Kinder Aggugini's moodboard for Macy's
photo via: NY Times
On the other hand, Macy's, a much more mainstream department store, recently joined the bandwagon of designer collaborations with plans to work with London-based designer Kinder Aggugini. The high-low concept is nothing new as H&M, Target, Gap, and Uniqlo have all already been doing such collaborations for years. However, it is a bit surprising that Macy's, a generally conservative department store, is collaborating with Kinder Aggugini, an edgy, rising designer, still relatively unknown in the States.
The collaborative collection plans to be sold at about 250 store locations, with prices ranging from $50 to $300. Attempting to offer more fashionable products, the collaboration hopes to attract more younger and trend-focused customers.

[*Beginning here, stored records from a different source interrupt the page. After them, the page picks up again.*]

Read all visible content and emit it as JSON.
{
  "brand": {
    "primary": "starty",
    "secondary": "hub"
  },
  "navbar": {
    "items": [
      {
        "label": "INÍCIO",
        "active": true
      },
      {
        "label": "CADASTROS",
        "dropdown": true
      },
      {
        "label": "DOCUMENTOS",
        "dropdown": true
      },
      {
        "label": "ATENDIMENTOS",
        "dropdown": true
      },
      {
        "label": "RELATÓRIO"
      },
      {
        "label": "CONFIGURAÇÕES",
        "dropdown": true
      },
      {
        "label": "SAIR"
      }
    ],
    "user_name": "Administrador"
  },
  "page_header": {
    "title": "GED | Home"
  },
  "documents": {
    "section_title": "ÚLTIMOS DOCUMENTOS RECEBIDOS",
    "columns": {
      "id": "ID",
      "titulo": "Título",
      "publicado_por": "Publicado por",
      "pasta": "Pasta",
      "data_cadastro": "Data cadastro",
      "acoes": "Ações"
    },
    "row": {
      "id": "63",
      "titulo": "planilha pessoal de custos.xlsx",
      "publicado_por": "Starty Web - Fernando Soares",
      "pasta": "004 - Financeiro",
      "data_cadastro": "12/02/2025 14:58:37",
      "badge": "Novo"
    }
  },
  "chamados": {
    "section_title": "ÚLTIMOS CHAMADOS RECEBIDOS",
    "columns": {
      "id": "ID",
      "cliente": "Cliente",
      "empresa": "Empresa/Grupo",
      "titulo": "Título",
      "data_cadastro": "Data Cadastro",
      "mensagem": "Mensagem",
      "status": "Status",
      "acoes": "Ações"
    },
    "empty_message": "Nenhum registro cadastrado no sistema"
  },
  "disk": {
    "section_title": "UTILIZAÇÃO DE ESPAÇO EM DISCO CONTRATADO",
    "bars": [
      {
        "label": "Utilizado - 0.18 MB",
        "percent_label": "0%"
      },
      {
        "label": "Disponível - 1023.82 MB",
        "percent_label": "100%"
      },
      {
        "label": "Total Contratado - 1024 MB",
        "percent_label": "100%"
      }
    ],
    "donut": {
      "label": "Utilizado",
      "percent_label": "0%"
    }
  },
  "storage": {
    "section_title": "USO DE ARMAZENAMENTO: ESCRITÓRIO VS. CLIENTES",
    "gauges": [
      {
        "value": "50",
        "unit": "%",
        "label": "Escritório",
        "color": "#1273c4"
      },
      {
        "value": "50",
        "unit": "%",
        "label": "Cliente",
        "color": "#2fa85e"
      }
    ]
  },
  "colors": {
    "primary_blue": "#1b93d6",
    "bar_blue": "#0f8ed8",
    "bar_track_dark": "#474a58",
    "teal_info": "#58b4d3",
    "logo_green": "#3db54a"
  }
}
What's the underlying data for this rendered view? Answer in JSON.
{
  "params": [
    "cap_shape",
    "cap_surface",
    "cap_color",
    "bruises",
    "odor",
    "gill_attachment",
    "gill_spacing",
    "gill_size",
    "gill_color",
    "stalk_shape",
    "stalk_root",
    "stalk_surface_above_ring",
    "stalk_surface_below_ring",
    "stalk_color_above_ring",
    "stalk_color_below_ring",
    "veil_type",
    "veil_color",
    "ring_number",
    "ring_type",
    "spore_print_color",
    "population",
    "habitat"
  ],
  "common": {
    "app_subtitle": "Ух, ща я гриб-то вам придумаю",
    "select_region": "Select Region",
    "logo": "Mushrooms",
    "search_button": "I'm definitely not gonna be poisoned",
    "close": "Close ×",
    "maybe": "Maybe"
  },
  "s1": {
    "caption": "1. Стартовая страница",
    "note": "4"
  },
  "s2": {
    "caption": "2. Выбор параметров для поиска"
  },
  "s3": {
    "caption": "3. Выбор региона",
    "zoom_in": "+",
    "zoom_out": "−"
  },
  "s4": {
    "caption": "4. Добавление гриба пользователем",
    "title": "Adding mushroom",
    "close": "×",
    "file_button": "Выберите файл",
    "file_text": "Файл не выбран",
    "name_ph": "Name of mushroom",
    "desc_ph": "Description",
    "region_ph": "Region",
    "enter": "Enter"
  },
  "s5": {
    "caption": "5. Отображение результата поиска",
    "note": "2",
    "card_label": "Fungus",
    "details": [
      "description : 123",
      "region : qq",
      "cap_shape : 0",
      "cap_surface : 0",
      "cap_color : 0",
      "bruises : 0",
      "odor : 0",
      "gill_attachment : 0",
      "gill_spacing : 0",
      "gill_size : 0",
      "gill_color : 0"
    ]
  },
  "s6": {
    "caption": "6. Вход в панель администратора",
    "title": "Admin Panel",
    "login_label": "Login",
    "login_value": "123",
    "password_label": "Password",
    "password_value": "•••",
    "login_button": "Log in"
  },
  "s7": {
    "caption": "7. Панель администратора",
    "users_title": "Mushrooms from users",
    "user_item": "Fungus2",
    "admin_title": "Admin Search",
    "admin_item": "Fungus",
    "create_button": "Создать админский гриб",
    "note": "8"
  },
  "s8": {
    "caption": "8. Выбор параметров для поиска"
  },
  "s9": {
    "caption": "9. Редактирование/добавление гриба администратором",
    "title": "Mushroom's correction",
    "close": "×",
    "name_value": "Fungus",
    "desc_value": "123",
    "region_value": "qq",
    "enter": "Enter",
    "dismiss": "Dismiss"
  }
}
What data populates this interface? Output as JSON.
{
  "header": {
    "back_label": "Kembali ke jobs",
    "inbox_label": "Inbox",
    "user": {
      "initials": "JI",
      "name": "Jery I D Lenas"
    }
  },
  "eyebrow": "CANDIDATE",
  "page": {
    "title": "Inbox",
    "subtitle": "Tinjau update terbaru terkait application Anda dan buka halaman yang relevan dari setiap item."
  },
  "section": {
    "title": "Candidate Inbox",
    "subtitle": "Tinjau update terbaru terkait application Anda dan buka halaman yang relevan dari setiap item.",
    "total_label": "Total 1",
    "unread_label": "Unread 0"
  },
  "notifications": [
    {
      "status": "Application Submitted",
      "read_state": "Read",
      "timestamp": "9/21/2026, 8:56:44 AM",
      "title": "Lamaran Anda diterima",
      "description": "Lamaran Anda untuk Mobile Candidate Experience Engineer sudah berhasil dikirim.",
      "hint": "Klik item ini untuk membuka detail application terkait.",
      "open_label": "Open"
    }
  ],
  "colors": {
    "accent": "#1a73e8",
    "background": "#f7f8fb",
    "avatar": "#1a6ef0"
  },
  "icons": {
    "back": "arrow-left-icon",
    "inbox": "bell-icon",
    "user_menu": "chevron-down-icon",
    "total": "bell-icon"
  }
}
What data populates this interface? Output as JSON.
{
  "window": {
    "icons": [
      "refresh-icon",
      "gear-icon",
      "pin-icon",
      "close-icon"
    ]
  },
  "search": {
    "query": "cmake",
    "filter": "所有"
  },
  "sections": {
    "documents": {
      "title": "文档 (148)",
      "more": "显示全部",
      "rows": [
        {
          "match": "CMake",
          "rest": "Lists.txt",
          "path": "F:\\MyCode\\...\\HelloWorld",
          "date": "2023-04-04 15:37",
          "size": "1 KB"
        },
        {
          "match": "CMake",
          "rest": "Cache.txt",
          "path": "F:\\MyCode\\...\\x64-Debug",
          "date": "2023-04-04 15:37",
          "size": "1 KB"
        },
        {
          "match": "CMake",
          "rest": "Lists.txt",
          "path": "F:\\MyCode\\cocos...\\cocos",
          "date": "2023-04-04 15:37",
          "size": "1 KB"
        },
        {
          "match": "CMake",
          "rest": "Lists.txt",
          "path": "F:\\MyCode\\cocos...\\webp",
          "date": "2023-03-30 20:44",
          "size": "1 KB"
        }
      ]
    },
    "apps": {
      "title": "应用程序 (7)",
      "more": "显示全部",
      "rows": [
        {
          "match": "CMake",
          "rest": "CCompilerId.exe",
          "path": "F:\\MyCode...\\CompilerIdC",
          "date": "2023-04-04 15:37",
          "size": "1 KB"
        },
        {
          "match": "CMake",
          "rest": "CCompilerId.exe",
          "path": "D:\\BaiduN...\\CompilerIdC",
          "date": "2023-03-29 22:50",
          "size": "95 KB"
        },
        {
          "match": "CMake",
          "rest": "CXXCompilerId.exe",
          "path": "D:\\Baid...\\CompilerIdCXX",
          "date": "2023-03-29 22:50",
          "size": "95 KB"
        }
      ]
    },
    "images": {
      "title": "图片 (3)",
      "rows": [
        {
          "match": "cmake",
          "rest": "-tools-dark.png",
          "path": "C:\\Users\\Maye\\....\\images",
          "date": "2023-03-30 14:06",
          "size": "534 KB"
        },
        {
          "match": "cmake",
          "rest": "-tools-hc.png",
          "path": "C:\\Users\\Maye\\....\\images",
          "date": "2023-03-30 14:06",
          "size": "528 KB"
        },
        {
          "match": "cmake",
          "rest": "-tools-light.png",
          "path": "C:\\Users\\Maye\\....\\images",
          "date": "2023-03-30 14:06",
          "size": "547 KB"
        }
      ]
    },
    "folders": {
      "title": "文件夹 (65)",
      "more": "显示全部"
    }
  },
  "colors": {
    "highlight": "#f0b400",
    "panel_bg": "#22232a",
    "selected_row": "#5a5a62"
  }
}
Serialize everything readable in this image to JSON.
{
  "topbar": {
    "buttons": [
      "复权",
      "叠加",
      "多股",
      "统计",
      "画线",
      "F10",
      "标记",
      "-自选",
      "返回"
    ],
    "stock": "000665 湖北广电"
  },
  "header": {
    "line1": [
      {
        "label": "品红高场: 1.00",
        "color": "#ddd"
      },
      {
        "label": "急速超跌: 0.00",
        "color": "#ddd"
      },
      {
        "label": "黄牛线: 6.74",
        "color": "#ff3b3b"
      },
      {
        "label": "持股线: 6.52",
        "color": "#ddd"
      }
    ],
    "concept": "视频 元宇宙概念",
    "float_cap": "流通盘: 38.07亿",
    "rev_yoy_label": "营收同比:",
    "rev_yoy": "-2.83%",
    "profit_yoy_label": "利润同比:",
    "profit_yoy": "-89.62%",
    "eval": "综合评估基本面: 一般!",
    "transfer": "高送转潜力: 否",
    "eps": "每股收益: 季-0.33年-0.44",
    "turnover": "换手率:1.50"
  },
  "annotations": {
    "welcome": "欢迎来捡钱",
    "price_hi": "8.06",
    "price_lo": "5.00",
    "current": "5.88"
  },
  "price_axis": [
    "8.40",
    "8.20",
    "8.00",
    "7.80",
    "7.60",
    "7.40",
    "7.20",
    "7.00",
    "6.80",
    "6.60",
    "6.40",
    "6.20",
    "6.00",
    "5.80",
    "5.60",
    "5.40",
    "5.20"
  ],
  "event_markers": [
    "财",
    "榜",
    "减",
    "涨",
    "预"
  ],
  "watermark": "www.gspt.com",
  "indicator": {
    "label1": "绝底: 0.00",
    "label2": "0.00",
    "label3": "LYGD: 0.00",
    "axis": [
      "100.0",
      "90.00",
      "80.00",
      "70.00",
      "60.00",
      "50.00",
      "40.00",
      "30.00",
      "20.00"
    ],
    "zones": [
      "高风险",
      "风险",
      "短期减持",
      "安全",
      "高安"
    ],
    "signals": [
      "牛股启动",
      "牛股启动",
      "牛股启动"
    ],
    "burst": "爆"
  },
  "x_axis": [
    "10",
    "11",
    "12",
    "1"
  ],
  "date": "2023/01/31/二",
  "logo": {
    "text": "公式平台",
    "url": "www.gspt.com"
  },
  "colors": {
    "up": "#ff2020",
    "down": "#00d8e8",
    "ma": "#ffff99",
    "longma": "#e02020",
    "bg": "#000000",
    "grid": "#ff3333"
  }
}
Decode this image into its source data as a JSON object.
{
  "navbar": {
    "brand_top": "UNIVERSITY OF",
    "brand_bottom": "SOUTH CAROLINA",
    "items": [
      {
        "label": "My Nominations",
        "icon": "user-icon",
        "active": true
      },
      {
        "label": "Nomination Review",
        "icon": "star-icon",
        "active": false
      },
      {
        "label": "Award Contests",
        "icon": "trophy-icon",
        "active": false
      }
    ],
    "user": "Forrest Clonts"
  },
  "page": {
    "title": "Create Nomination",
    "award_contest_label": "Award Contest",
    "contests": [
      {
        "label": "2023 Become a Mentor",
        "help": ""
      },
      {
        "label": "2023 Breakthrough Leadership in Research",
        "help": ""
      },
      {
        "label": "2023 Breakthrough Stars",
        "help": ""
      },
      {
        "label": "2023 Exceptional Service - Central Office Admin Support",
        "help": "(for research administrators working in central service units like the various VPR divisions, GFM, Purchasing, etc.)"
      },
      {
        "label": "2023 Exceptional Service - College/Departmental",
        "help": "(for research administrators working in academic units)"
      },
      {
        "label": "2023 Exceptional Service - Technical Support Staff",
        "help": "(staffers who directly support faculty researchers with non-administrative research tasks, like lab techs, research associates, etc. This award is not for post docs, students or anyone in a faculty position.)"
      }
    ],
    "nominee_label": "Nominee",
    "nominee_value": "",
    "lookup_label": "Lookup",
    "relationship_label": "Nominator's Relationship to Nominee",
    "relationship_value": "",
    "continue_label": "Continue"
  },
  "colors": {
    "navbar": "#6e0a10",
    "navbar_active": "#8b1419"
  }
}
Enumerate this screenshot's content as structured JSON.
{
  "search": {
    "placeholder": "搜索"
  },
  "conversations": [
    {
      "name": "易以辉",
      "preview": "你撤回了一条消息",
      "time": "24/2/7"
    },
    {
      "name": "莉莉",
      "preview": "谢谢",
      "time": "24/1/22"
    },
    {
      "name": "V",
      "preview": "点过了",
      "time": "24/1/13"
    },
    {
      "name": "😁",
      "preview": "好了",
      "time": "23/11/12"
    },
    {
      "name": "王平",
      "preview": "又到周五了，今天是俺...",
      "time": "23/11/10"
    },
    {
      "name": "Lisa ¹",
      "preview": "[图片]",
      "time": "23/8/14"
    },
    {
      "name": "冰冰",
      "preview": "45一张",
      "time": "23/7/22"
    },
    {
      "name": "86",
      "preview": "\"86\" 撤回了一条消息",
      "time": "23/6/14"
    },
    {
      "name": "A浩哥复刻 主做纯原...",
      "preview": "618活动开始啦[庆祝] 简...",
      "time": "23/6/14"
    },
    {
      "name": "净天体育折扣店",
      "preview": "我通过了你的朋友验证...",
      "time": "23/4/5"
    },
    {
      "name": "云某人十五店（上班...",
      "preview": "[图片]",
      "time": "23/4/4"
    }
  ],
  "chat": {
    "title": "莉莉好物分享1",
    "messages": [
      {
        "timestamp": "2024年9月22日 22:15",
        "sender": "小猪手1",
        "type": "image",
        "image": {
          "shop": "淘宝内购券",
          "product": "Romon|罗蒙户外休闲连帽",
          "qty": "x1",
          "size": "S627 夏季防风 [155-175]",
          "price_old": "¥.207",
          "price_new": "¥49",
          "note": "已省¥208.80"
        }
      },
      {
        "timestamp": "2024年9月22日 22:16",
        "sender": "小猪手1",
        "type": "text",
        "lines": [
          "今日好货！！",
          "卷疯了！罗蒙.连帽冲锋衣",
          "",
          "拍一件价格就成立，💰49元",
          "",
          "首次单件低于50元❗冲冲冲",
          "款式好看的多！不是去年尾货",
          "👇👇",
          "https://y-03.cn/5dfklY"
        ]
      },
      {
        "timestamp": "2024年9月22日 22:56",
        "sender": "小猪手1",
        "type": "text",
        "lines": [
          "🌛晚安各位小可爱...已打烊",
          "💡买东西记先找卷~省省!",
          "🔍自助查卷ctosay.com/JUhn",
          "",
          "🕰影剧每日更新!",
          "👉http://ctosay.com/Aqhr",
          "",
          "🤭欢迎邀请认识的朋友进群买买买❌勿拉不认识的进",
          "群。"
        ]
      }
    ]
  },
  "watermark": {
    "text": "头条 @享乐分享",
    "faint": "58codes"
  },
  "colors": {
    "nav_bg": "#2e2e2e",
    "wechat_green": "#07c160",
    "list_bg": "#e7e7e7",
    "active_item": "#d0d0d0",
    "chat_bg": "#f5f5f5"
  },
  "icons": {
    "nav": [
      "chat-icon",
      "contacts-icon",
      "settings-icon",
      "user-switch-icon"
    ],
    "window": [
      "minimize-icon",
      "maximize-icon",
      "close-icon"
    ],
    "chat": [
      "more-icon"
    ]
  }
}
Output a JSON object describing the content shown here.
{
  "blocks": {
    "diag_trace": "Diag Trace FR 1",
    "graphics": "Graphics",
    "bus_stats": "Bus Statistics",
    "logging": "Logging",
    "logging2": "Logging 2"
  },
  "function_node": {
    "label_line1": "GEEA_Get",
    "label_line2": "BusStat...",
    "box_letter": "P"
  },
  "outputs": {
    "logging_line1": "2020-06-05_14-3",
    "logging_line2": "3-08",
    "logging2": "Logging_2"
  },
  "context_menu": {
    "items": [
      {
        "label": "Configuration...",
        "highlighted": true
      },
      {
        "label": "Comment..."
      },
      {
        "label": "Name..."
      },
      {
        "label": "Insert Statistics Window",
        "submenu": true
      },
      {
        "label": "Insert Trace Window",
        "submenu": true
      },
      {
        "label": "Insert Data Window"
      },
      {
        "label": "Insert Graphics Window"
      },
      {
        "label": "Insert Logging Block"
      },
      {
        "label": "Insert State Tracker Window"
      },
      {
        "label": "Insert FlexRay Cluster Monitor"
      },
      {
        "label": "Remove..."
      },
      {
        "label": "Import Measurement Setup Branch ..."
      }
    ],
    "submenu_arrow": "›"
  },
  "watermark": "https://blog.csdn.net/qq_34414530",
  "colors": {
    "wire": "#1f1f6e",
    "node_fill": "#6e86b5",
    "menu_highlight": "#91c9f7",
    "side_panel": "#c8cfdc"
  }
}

In times like today, brands must be strategic and wise in their decision making process. Even Uniqlo, the Japanese-based fast retailer, which had soaring sales this past year with more than 80 new shop openings since August, are facing financial difficulties. Due to poor product planning and supply chain management and marketing, the company has found itself in a downward slope.
The economy continues to affect the retail industry across all borders, leaving none unscathed. Although there is no bulletproof plan, creativity and smart decision making in a timely fashion proves to be only route for success.